Die von China ins Leben gerufene Asiatische Infrastruktur-Investitionsbank (AIIB) hat in den letzten Monaten ihre Kreditvergabe für Infrastrukturvorhaben  beschleunigt. Seit der Gründung im Dezember 2015 hat die AIIB Kredite über 5,8 Mrd.$ für reale Entwicklungsprojekte vergeben. Am 28.9. genehmigte die AIIB insgesamt fast 1 Mrd.$ an Krediten für Projekte in Ägypten, Indien und der Türkei.
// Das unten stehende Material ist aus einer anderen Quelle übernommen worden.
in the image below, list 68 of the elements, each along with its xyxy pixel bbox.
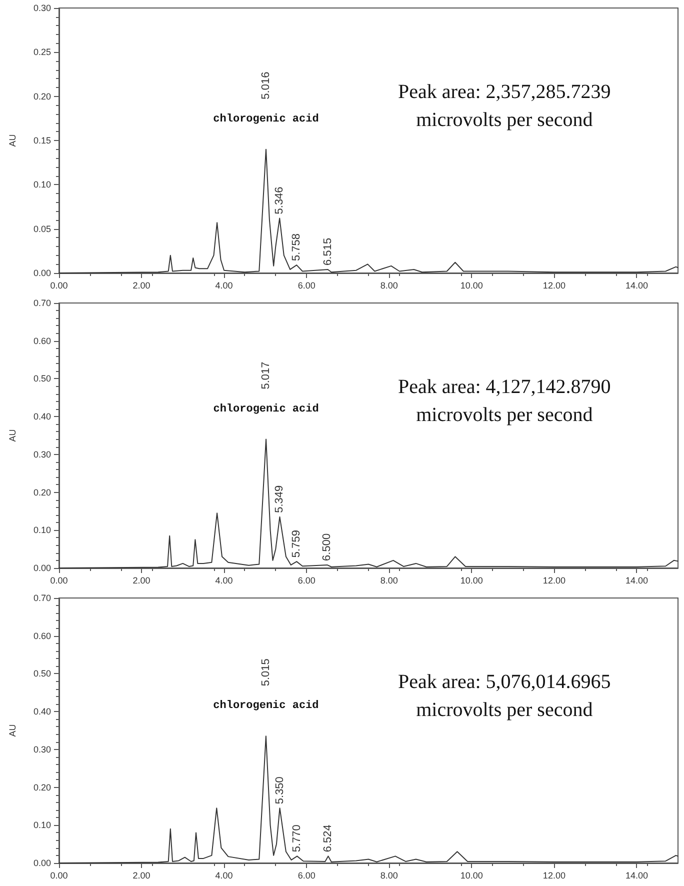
y-tick-label: 0.10 [33,820,51,830]
y-tick-label: 0.00 [33,268,51,278]
x-tick-label: 12.00 [542,280,566,290]
x-tick-label: 8.00 [380,576,398,586]
annotation: 5.016 [260,72,272,100]
annotation: 6.515 [322,238,334,266]
y-tick-label: 0.40 [33,412,51,422]
x-tick-label: 10.00 [460,280,483,290]
x-tick-label: 6.00 [298,870,316,880]
y-tick-label: 0.30 [33,744,51,754]
x-tick-label: 2.00 [132,870,150,880]
y-axis-title: AU [8,724,18,737]
x-tick-label: 10.00 [460,870,483,880]
x-tick-label: 14.00 [625,576,648,586]
x-tick-label: 0.00 [50,576,68,586]
y-tick-label: 0.05 [33,224,51,234]
x-tick-label: 4.00 [215,280,233,290]
y-tick-label: 0.00 [33,858,51,868]
y-tick-label: 0.40 [33,706,51,717]
y-tick-label: 0.60 [33,630,51,641]
x-tick-label: 12.00 [542,576,566,586]
x-tick-label: 14.00 [625,870,648,880]
annotation: 5.346 [274,186,286,214]
y-tick-label: 0.15 [33,136,51,146]
x-tick-label: 0.00 [50,870,68,880]
y-tick-label: 0.10 [33,525,51,536]
annotation: 5.759 [290,530,303,558]
annotation: 5.017 [260,362,272,390]
x-tick-label: 8.00 [380,870,398,880]
annotation: chlorogenic acid [213,113,319,126]
y-tick-label: 0.50 [33,374,51,384]
x-tick-label: 2.00 [132,280,150,290]
annotation: 5.349 [274,485,286,513]
x-tick-label: 12.00 [542,870,566,880]
y-tick-label: 0.20 [33,487,51,498]
x-tick-label: 10.00 [460,576,483,586]
y-axis-title: AU [8,134,18,147]
annotation: chlorogenic acid [213,403,319,416]
annotation: 6.500 [321,533,334,561]
y-tick-label: 0.70 [33,593,51,603]
x-tick-label: 6.00 [298,576,316,586]
annotation: Peak area: 4,127,142.8790 microvolts per second [398,376,611,426]
x-tick-label: 6.00 [298,280,316,290]
x-tick-label: 4.00 [215,870,233,880]
annotation: 5.770 [291,824,304,852]
x-tick-label: 8.00 [380,280,398,290]
y-tick-label: 0.20 [33,91,51,102]
y-tick-label: 0.10 [33,180,51,190]
annotation: Peak area: 2,357,285.7239 microvolts per second [398,81,611,132]
y-tick-label: 0.30 [33,449,51,460]
y-tick-label: 0.30 [33,3,51,13]
annotation: 6.524 [322,824,334,852]
y-tick-label: 0.60 [33,336,51,346]
y-tick-label: 0.00 [33,563,51,573]
y-tick-label: 0.20 [33,782,51,792]
y-tick-label: 0.50 [33,668,51,679]
annotation: chlorogenic acid [213,700,319,712]
annotation: 5.758 [290,234,303,262]
x-tick-label: 4.00 [215,576,233,586]
y-tick-label: 0.70 [33,298,51,308]
annotation: 5.350 [274,776,286,804]
x-tick-label: 14.00 [625,280,648,290]
x-tick-label: 0.00 [50,280,68,290]
y-axis-title: AU [8,429,18,442]
annotation: 5.015 [260,658,272,686]
y-tick-label: 0.25 [33,47,51,58]
annotation: Peak area: 5,076,014.6965 microvolts per second [398,671,611,722]
x-tick-label: 2.00 [132,576,150,586]
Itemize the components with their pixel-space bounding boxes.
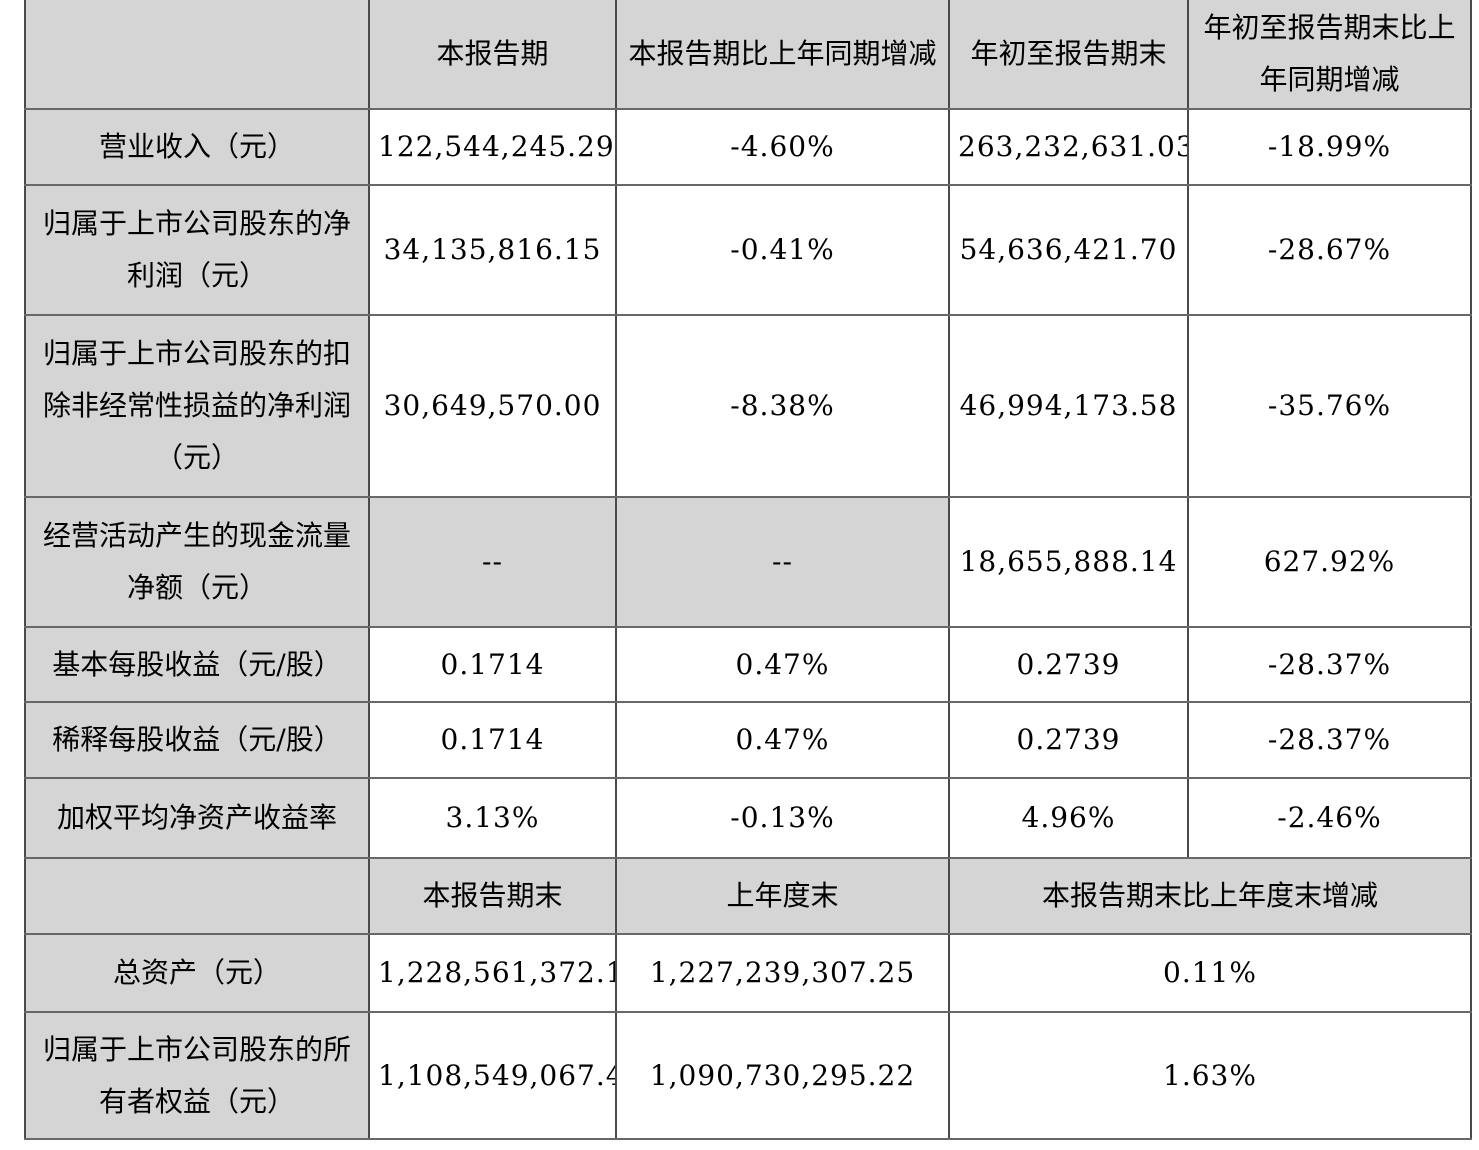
row-label: 稀释每股收益（元/股）	[24, 701, 370, 779]
cell-current: 34,135,816.15	[368, 184, 617, 316]
cell-change: 0.11%	[948, 933, 1472, 1013]
row-operating-cash-flow: 经营活动产生的现金流量 净额（元） -- -- 18,655,888.14 62…	[24, 496, 1472, 628]
cell-ytd-change: -2.46%	[1187, 777, 1472, 859]
cell-current: 0.1714	[368, 701, 617, 779]
cell-current-change: --	[615, 496, 950, 628]
row-label: 归属于上市公司股东的所 有者权益（元）	[24, 1011, 370, 1140]
cell-current-change: 0.47%	[615, 701, 950, 779]
subheader-prior-year-end: 上年度末	[615, 857, 950, 935]
row-label: 营业收入（元）	[24, 108, 370, 186]
cell-current: 30,649,570.00	[368, 314, 617, 498]
row-operating-revenue: 营业收入（元） 122,544,245.29 -4.60% 263,232,63…	[24, 108, 1472, 186]
row-weighted-avg-roe: 加权平均净资产收益率 3.13% -0.13% 4.96% -2.46%	[24, 777, 1472, 859]
cell-ytd: 0.2739	[948, 626, 1189, 703]
cell-prior-year-end: 1,227,239,307.25	[615, 933, 950, 1013]
header-current-period: 本报告期	[368, 0, 617, 110]
cell-ytd-change: -35.76%	[1187, 314, 1472, 498]
row-net-profit-excl-nonrecurring: 归属于上市公司股东的扣 除非经常性损益的净利润 （元） 30,649,570.0…	[24, 314, 1472, 498]
row-label: 经营活动产生的现金流量 净额（元）	[24, 496, 370, 628]
cell-current: 122,544,245.29	[368, 108, 617, 186]
cell-ytd: 4.96%	[948, 777, 1189, 859]
row-total-assets: 总资产（元） 1,228,561,372.14 1,227,239,307.25…	[24, 933, 1472, 1013]
row-basic-eps: 基本每股收益（元/股） 0.1714 0.47% 0.2739 -28.37%	[24, 626, 1472, 703]
cell-ytd: 0.2739	[948, 701, 1189, 779]
row-label: 总资产（元）	[24, 933, 370, 1013]
cell-ytd-change: -28.37%	[1187, 626, 1472, 703]
header-corner-cell	[24, 0, 370, 110]
cell-prior-year-end: 1,090,730,295.22	[615, 1011, 950, 1140]
cell-period-end: 1,228,561,372.14	[368, 933, 617, 1013]
financial-summary-table: 本报告期 本报告期比上年同期增减 年初至报告期末 年初至报告期末比上 年同期增减…	[24, 0, 1472, 1140]
subheader-row: 本报告期末 上年度末 本报告期末比上年度末增减	[24, 857, 1472, 935]
cell-ytd-change: -18.99%	[1187, 108, 1472, 186]
row-label: 归属于上市公司股东的扣 除非经常性损益的净利润 （元）	[24, 314, 370, 498]
header-ytd: 年初至报告期末	[948, 0, 1189, 110]
cell-change: 1.63%	[948, 1011, 1472, 1140]
cell-current-change: -8.38%	[615, 314, 950, 498]
row-label: 归属于上市公司股东的净 利润（元）	[24, 184, 370, 316]
header-row: 本报告期 本报告期比上年同期增减 年初至报告期末 年初至报告期末比上 年同期增减	[24, 0, 1472, 110]
cell-current-change: -4.60%	[615, 108, 950, 186]
cell-ytd: 46,994,173.58	[948, 314, 1189, 498]
row-diluted-eps: 稀释每股收益（元/股） 0.1714 0.47% 0.2739 -28.37%	[24, 701, 1472, 779]
cell-current: 0.1714	[368, 626, 617, 703]
cell-current-change: -0.41%	[615, 184, 950, 316]
cell-ytd-change: 627.92%	[1187, 496, 1472, 628]
subheader-period-end-vs-prior: 本报告期末比上年度末增减	[948, 857, 1472, 935]
cell-period-end: 1,108,549,067.46	[368, 1011, 617, 1140]
cell-ytd: 54,636,421.70	[948, 184, 1189, 316]
subheader-corner-cell	[24, 857, 370, 935]
cell-current-change: -0.13%	[615, 777, 950, 859]
header-ytd-vs-prior: 年初至报告期末比上 年同期增减	[1187, 0, 1472, 110]
cell-ytd-change: -28.67%	[1187, 184, 1472, 316]
subheader-period-end: 本报告期末	[368, 857, 617, 935]
cell-current-change: 0.47%	[615, 626, 950, 703]
header-current-vs-prior: 本报告期比上年同期增减	[615, 0, 950, 110]
row-label: 加权平均净资产收益率	[24, 777, 370, 859]
cell-current: --	[368, 496, 617, 628]
cell-ytd-change: -28.37%	[1187, 701, 1472, 779]
row-equity-attributable-to-shareholders: 归属于上市公司股东的所 有者权益（元） 1,108,549,067.46 1,0…	[24, 1011, 1472, 1140]
row-net-profit: 归属于上市公司股东的净 利润（元） 34,135,816.15 -0.41% 5…	[24, 184, 1472, 316]
row-label: 基本每股收益（元/股）	[24, 626, 370, 703]
cell-ytd: 263,232,631.03	[948, 108, 1189, 186]
cell-current: 3.13%	[368, 777, 617, 859]
cell-ytd: 18,655,888.14	[948, 496, 1189, 628]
Der erste Kredit an die ägyptische Regierung über 300 Mio.$ dient der Verbesserung der sanitären Anlagen in ländlichen Gebieten – Wasserpumpen, Kläranlagen und verbesserte Kanalisation; das betrifft knapp 900.000 Menschen in 178.000 ländlichen Haushalten. Dieses Projekt wird von der Weltbank mitfinanziert. Indien erhält 455 Mio. $ Kredit für den Ausbau wetterfester Straßen in Andhra Pradesh im Südosten des Landes und die türkische Bank für Industrieentwicklung bis zu 200 Mio.$ für Energieprojekte. Zuvor hatte die Türkei dieses Jahr 600 Mio.$ Kredite für unterirdische Erdgaslager erhalten. Auch Kredite über 541 Mio. $ für drei Infrastruktur- und Energievorhaben in Bangladesch sind im Gespräch.